Lendo jornais e assistindo à nossa rica e diversificada mídia, vejo que vivemos momentos interessantes. As palavras sobem e descem de importância. Algumas se tornam brega (a própria), outras já insuportáveis (a nível de, ...), e algumas formam expressões trocadílhicas (Direitos Humanos x Humanos direitos). Correndo o risco de ser considerado pragmático (qual o significado, mesmo?), vivo o auto-desafio pessoal de não me deixar levar pelo momento, pela circunstância, pela boca de quem falou, e pensar corretamente a respeito de tantos assuntos que são o nosso cenário vivenciai na era da informação.
Vivemos uma situação que seria incrível se já não estivesse se tornando “velha”: quando há uma notícia boa para o nosso Brasil, antes de se expressar com alegria, você tem que ver se não vai parecer apoio ao governo!

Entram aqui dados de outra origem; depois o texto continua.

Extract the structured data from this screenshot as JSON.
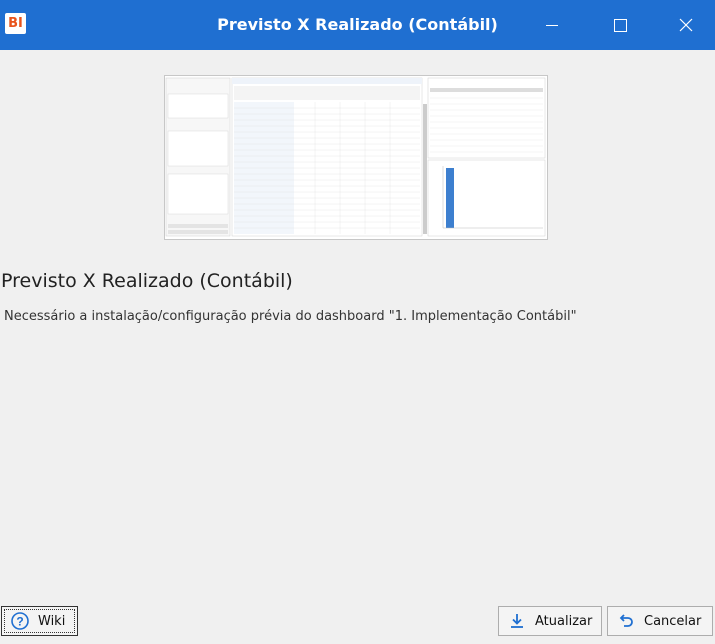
{
  "window": {
    "title": "Previsto X Realizado (Contábil)",
    "app_icon_text": "BI",
    "accent_color": "#1f6fd1"
  },
  "content": {
    "heading": "Previsto X Realizado (Contábil)",
    "description": "Necessário a instalação/configuração prévia do dashboard \"1. Implementação Contábil\""
  },
  "buttons": {
    "wiki": "Wiki",
    "update": "Atualizar",
    "cancel": "Cancelar"
  },
  "icons": {
    "app": "bi-logo-icon",
    "help": "help-circle-icon",
    "download": "download-icon",
    "undo": "undo-icon"
  }
}
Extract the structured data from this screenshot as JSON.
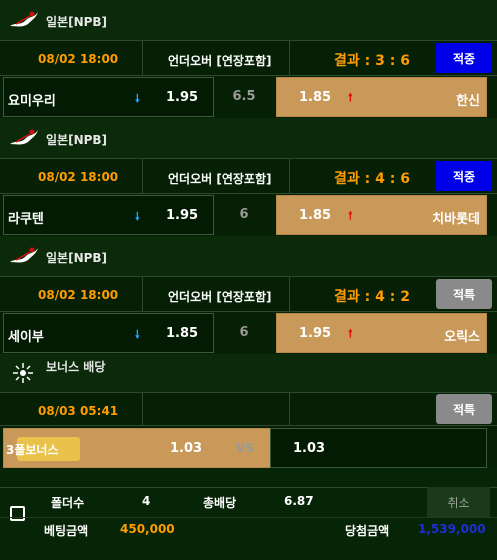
{
  "games": [
    {
      "league": "일본[NPB]",
      "time": "08/02 18:00",
      "market": "언더오버 [연장포함]",
      "result": "결과 : 3 : 6",
      "status": "적중",
      "home": "요미우리",
      "home_odds": "1.95",
      "line": "6.5",
      "away_odds": "1.85",
      "away": "한신"
    },
    {
      "league": "일본[NPB]",
      "time": "08/02 18:00",
      "market": "언더오버 [연장포함]",
      "result": "결과 : 4 : 6",
      "status": "적중",
      "home": "라쿠텐",
      "home_odds": "1.95",
      "line": "6",
      "away_odds": "1.85",
      "away": "치바롯데"
    },
    {
      "league": "일본[NPB]",
      "time": "08/02 18:00",
      "market": "언더오버 [연장포함]",
      "result": "결과 : 4 : 2",
      "status": "적특",
      "home": "세이부",
      "home_odds": "1.85",
      "line": "6",
      "away_odds": "1.95",
      "away": "오릭스"
    }
  ],
  "bonus": {
    "title": "보너스 배당",
    "time": "08/03 05:41",
    "status": "적특",
    "left_label": "3폴보너스",
    "left_odds": "1.03",
    "vs": "VS",
    "right_odds": "1.03"
  },
  "summary": {
    "folder_label": "폴더수",
    "folder_value": "4",
    "total_odds_label": "총배당",
    "total_odds_value": "6.87",
    "cancel_label": "취소",
    "bet_label": "베팅금액",
    "bet_value": "450,000",
    "win_label": "당첨금액",
    "win_value": "1,539,000"
  },
  "colors": {
    "win_blue": "#0000e8",
    "special_gray": "#8a8a8a",
    "orange": "#ff9c00",
    "selected": "#c9995a"
  }
}
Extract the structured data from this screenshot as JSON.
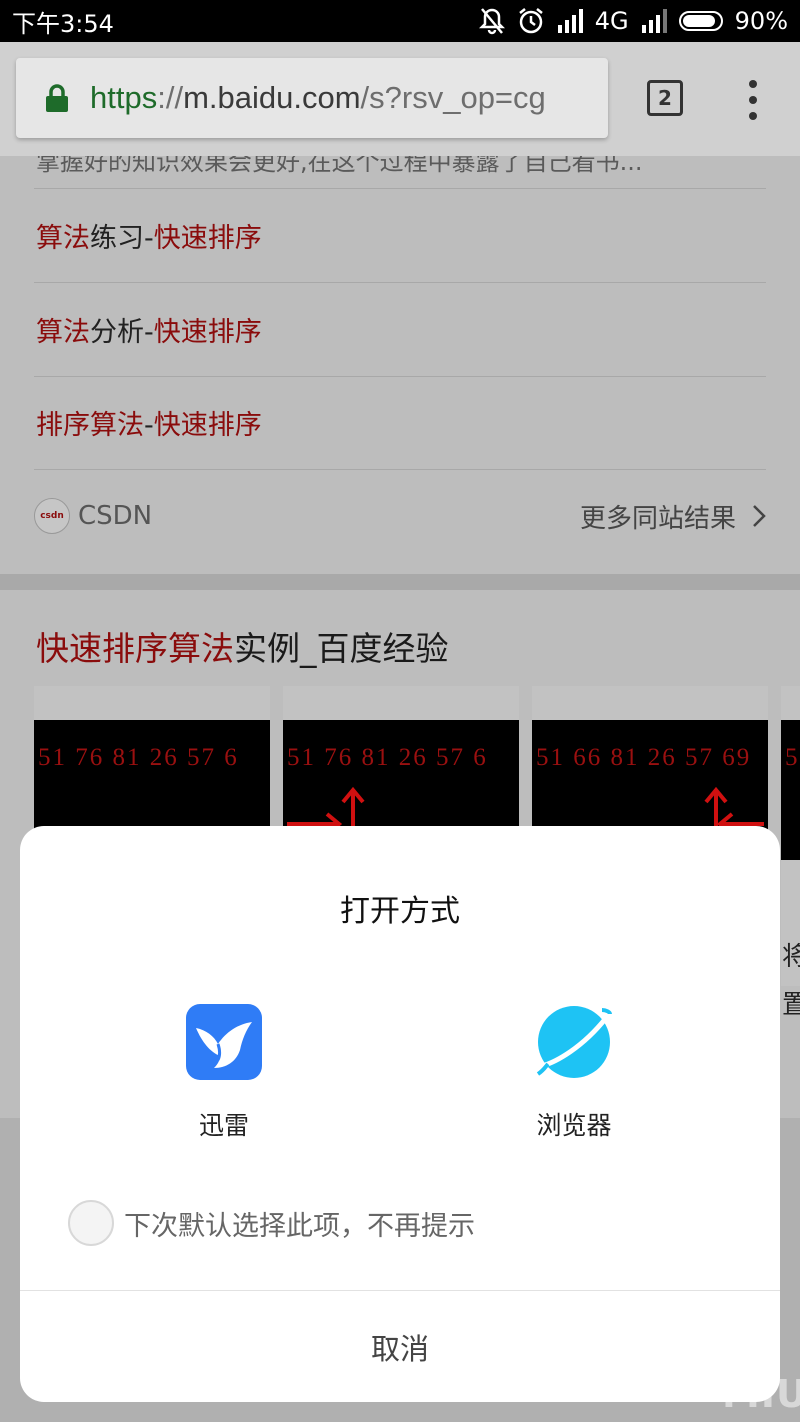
{
  "status_bar": {
    "time": "下午3:54",
    "network": "4G",
    "battery": "90%",
    "battery_level": 0.9
  },
  "browser": {
    "url_scheme": "https",
    "url_sep": "://",
    "url_host": "m.baidu.com",
    "url_path": "/s?rsv_op=cg",
    "tab_count": "2"
  },
  "page": {
    "clipped_text": "掌握好的知识效果会更好,在这个过程中暴露了自己看书...",
    "links": [
      {
        "hl1": "算法",
        "plain": "练习",
        "sep": "-",
        "hl2": "快速排序"
      },
      {
        "hl1": "算法",
        "plain": "分析",
        "sep": "-",
        "hl2": "快速排序"
      },
      {
        "hl1": "排序算法",
        "plain": "",
        "sep": "-",
        "hl2": "快速排序"
      }
    ],
    "site_logo_text": "csdn",
    "site_name": "CSDN",
    "more_results": "更多同站结果",
    "card2": {
      "hl": "快速排序算法",
      "rest": "实例_百度经验"
    },
    "thumbs": [
      {
        "numbers": "51 76 81 26 57 6"
      },
      {
        "numbers": "51 76 81 26 57 6"
      },
      {
        "numbers": "51 66 81 26 57 69"
      },
      {
        "numbers": "5"
      }
    ],
    "side_texts": [
      "将",
      "置"
    ]
  },
  "dialog": {
    "title": "打开方式",
    "apps": [
      {
        "label": "迅雷",
        "icon": "xunlei-bird-icon",
        "color": "#2f7cf6"
      },
      {
        "label": "浏览器",
        "icon": "browser-planet-icon",
        "color": "#1ec3f4"
      }
    ],
    "remember": "下次默认选择此项，不再提示",
    "cancel": "取消"
  },
  "watermark": "MIUI"
}
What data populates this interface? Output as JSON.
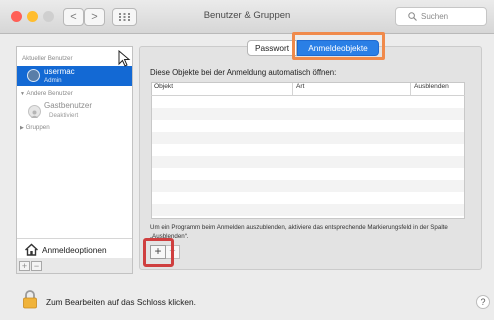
{
  "window": {
    "title": "Benutzer & Gruppen",
    "search_placeholder": "Suchen",
    "nav_back": "<",
    "nav_forward": ">",
    "traffic_lights": [
      "#ff5f56",
      "#ffbd2e",
      "#27c93f"
    ]
  },
  "sidebar": {
    "current_header": "Aktueller Benutzer",
    "current_user": {
      "name": "usermac",
      "role": "Admin"
    },
    "others_header": "Andere Benutzer",
    "guest": {
      "name": "Gastbenutzer",
      "status": "Deaktiviert"
    },
    "groups_label": "Gruppen",
    "login_options_label": "Anmeldeoptionen",
    "add_symbol": "+",
    "remove_symbol": "−"
  },
  "tabs": {
    "password": "Passwort",
    "login_items": "Anmeldeobjekte",
    "active": "login_items"
  },
  "main": {
    "instruction": "Diese Objekte bei der Anmeldung automatisch öffnen:",
    "columns": [
      "Objekt",
      "Art",
      "Ausblenden"
    ],
    "info": "Um ein Programm beim Anmelden auszublenden, aktiviere das entsprechende Markierungsfeld in der Spalte „Ausblenden“.",
    "add_symbol": "+",
    "remove_symbol": "−"
  },
  "footer": {
    "lock_text": "Zum Bearbeiten auf das Schloss klicken.",
    "help_symbol": "?"
  },
  "colors": {
    "accent": "#2a7fe6",
    "sidebar_selection": "#1369d4",
    "tab_highlight": "#f08a4b",
    "plus_highlight": "#cf3f3f"
  }
}
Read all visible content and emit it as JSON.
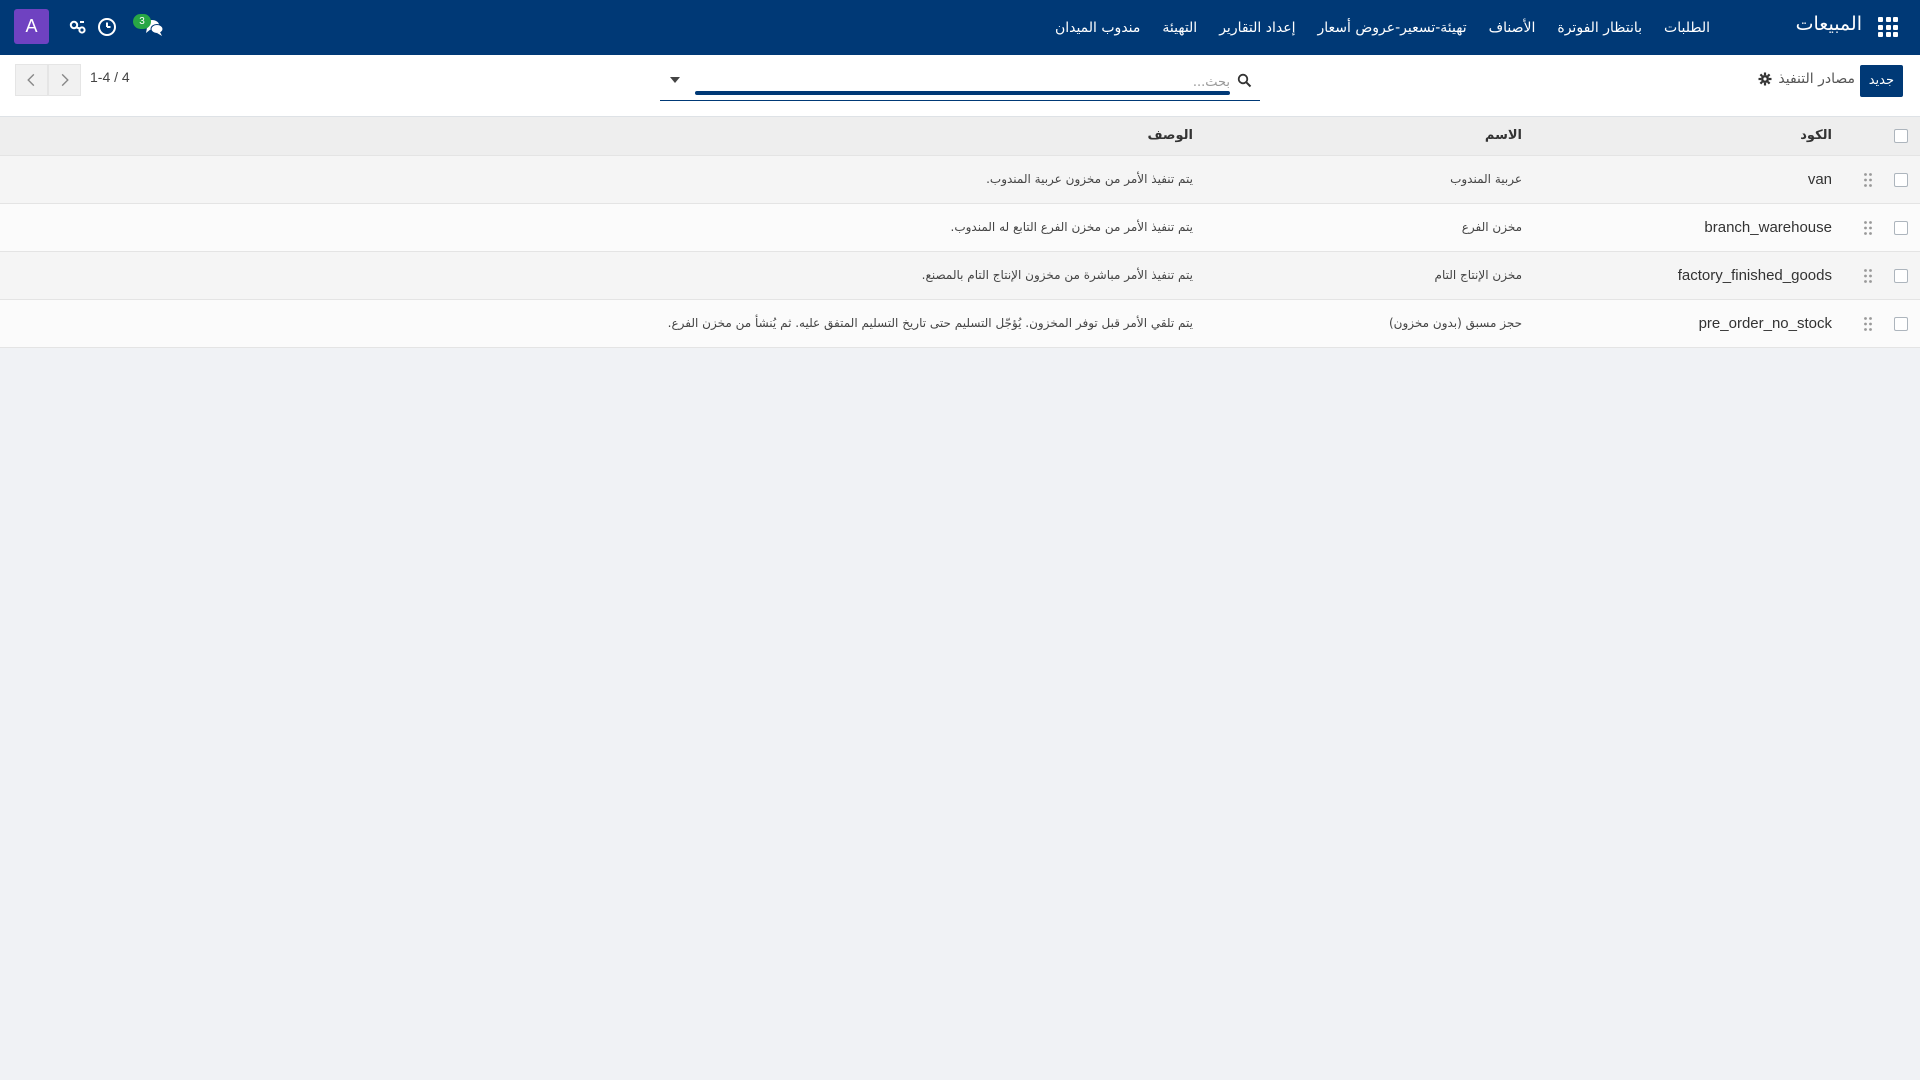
{
  "navbar": {
    "brand": "المبيعات",
    "menu": [
      {
        "label": "الطلبات"
      },
      {
        "label": "بانتظار الفوترة"
      },
      {
        "label": "الأصناف"
      },
      {
        "label": "تهيئة-تسعير-عروض أسعار"
      },
      {
        "label": "إعداد التقارير"
      },
      {
        "label": "التهيئة"
      },
      {
        "label": "مندوب الميدان"
      }
    ],
    "chat_count": "3",
    "avatar_letter": "A",
    "icons": [
      "apps-grid-icon",
      "chat-icon",
      "clock-icon",
      "tools-icon"
    ],
    "bg_color": "#003976",
    "avatar_color": "#6f42c1",
    "badge_color": "#28a745"
  },
  "control_panel": {
    "new_button": "جديد",
    "breadcrumb": "مصادر التنفيذ",
    "search_placeholder": "بحث...",
    "pager": "1-4 / 4"
  },
  "table": {
    "headers": {
      "code": "الكود",
      "name": "الاسم",
      "description": "الوصف"
    },
    "rows": [
      {
        "code": "van",
        "name": "عربية المندوب",
        "description": "يتم تنفيذ الأمر من مخزون عربية المندوب."
      },
      {
        "code": "branch_warehouse",
        "name": "مخزن الفرع",
        "description": "يتم تنفيذ الأمر من مخزن الفرع التابع له المندوب."
      },
      {
        "code": "factory_finished_goods",
        "name": "مخزن الإنتاج التام",
        "description": "يتم تنفيذ الأمر مباشرة من مخزون الإنتاج التام بالمصنع."
      },
      {
        "code": "pre_order_no_stock",
        "name": "حجز مسبق (بدون مخزون)",
        "description": "يتم تلقي الأمر قبل توفر المخزون. يُؤجّل التسليم حتى تاريخ التسليم المتفق عليه. ثم يُنشأ من مخزن الفرع."
      }
    ]
  }
}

Ora essa, aonde nós deixamos chegar nossa vida comunitária... Nossa civilidade e nosso patriotismo ficaram “a reboque” do partidarismo político - “pp”! Quando penso que vou me entusiasmar com notícias de que o Brasil é muito considerado no exterior, lá vem o viézinho “pp”: A quem se deve isso? Ao governo? Ora, brasileiro, é ao nosso Brasil! Esse gigante mesmo, que trabalha, que tem muitas riquezas, que tem superado tantas crises políticas, que é agraciado com todo tipo de terra, com todo tipo de gente, que passeia pelos preconceitos com suavidade...
Pequenos solavancos na economia americana, ameaçam agora mostrar que realmente não aproveitamos um bom momento econômico internacional. O fato de termos alguns poucos índices com alguma melhora, tem nos iludido. Acompanhando os empresários um pouco mais de perto, sabemos o que a maioria dos setores produtivos está passando. E, principalmente, a continuada pasmaceira dos discursos governamentais que ignora o quanto os escândalos estão minando, não só a visão empreendedora, mas também o civismo, o amor pela pátria, a esperança... A oferta de alguns benefícios paternalistas e um discurso treinado em antigas fontes internacionais socialistas, fazem agora algumas pesquisas pré-eleitorais elevarem a aceitação do governo atual. Recursos financeiros insistentemente acumulados nos últimos três anos à custa do atraso do desenvolvimento do país, usados numa espúria campanha eleitoral (sim, o governo está ilegalmente em campanha!) nos remetem ao início destas considerações: o nosso dinheiro arrecadado a cada minuto, a cada movimentação financeira, a cada atividade sócio-econômica do cidadão brasileiro, por um sistema tributário que deveria provocar racional declínio com planejamento a longo prazo, com políticas governamentais dignas deste nosso rincão, sendo distribuído ao bel-prazer de um presidente que não nos representa. Parafraseando ilustre político brasileiro - esse, sim, ilustre! -: “Ao ver Delúbio, Silvinho, Dirceu, João Paulo, prof Luizinho e... Lula nos impingirem uma falta de ânimo patriótico, um senso de civismo frustrado, e uma vergonha dos líderes que falam em nome do país, o cidadão repensa seu desejo de honestidade, seu entusiasmo em participar de conselhos municipais, seu prazer no apoio às entidades assistenciais, sua responsabilidade em estimular os mais jovens, desafiar os seus alunos pela cidadania!” Continuo brasileiro, e me nego a emascular cidadania tão preciosa. Vou assistir nossa equipe de futebol nacional; em luta pela supremacia mundial usando jogadores brasileiros em sua maior parte expoentes em todas as partes do mundo, é uma amostra de que o brasileiro vale ouro!